NCLR Panel: Government & Parents Must Step Up Education Efforts for Latino Kids

Latinos must organize at the community level in order to better education while the federal government has to start considering factors outside education when it comes to figuring out how to curb the Latino dropout rate, said a panel of education activists and experts—including two Congressmen—at the National Council of La Raza’s annual conference.

On the Monday panel: Sen. Mark Warner—former governor of Virginia credited with much of that state’s education success in recent years—who said that the cost of dropouts to economy was $330 billion in 2010 alone. Education reform that truly helps Latinos, half of whose high school students drop out, and other minorities is “not just the right thing to do but essential to America’s prosperity that we do so.”

Yet, more and more, the federal government seems to be abandoning its “fundamental role as the civil rights cop on the beat,” said Northern California Representative George Miller, senior Democrat on the House Committee on Education and the Workforce.

Miller attacked a Republican-led House Education Committee decision to no longer require money set aside for minority populations be spent on those populations. “It’ an eviceration of the federal role,” he said, especially given that minority kids get about $1,000 less a year than white students in same size districts, he added.

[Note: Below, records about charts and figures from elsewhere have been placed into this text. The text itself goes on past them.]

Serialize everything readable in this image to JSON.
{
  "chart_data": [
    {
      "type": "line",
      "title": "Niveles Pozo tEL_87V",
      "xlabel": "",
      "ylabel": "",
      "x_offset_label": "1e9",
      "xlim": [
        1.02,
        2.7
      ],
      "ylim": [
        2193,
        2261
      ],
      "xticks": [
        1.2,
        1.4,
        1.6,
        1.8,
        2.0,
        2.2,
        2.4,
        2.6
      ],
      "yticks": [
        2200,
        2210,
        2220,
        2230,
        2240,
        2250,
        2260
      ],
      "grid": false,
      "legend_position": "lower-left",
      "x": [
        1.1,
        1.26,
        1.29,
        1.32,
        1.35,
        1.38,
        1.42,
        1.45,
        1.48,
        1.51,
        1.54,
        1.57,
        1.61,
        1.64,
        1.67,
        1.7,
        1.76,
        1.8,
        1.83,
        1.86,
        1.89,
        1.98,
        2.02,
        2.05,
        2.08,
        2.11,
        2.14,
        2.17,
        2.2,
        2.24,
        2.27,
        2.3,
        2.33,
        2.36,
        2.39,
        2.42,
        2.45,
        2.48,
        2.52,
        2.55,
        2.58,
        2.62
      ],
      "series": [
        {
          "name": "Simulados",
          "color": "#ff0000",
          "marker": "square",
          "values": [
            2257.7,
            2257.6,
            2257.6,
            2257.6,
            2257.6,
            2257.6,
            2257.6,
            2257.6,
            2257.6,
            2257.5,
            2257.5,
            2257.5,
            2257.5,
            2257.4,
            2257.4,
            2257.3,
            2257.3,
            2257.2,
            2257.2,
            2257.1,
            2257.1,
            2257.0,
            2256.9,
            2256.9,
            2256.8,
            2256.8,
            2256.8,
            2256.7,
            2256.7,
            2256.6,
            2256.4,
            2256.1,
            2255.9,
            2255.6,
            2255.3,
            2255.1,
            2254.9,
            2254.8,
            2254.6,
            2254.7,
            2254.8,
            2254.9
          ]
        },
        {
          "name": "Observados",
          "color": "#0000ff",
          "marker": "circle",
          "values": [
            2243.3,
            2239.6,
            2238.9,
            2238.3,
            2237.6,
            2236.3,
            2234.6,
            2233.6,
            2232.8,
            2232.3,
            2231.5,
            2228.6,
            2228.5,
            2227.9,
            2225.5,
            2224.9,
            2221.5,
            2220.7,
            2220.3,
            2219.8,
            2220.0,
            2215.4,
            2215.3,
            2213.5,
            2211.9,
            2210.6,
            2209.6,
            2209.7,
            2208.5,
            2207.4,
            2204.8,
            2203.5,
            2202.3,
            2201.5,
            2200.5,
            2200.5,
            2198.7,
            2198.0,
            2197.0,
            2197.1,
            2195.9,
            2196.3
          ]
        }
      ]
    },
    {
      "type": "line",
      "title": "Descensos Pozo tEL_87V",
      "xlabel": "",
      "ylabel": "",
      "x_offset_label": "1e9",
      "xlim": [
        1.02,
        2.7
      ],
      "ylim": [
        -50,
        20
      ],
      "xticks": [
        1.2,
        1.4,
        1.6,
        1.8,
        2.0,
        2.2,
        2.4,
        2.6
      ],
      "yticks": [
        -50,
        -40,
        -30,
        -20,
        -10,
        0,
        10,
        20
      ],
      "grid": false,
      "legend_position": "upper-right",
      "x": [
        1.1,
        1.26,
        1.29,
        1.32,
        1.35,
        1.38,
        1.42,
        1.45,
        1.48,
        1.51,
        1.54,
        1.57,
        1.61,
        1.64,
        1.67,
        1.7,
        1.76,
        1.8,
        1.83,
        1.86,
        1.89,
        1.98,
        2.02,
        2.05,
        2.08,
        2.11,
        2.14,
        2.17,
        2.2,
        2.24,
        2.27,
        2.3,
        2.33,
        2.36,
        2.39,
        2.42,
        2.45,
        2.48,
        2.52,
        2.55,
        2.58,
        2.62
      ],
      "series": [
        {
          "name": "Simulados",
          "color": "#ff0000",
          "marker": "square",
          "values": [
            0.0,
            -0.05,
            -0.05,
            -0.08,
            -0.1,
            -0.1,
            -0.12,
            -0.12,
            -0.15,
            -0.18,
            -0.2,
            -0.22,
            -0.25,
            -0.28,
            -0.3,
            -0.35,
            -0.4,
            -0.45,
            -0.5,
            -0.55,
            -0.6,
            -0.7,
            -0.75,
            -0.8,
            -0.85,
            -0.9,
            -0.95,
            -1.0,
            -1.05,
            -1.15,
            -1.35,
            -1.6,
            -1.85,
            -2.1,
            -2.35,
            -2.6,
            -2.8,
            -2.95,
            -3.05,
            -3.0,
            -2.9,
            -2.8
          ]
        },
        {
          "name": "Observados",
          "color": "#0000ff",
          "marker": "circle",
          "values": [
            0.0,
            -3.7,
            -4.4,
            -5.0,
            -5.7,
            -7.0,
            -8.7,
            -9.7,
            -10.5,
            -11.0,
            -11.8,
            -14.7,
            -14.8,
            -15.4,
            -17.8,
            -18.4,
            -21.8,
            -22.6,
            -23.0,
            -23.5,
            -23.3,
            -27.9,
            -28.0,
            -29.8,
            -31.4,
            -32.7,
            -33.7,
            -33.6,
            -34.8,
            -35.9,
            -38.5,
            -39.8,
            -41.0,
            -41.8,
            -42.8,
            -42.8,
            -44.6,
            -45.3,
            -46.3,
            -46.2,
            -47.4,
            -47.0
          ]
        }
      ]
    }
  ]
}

And “as soon as you go into struggling schools, who do you find?” asked New York University Education Professor Pedro Noguera. “Poor kids, whose non-education needs—health, housing, nutrition—impact learning. But we pretend that we can separate that. We need integrated education policy that integrates all those needs.”

Having said that, Noguera added, parent and community involvement are key. While laws like Los Angeles’ Parent Trigger law, which allows parents unprecedented rights to force changes at low-performing schools, Noguera pointed to Latino-heavy Brownsville, Texas, which he said “is a high poverty area with high-performing schools. Why? Family and community engagement. They treat those children like they’re their children.

If Brownsville, Texas got some help with after-school and pre-school programs and health clinics,” he said, “who knows how far they could go?”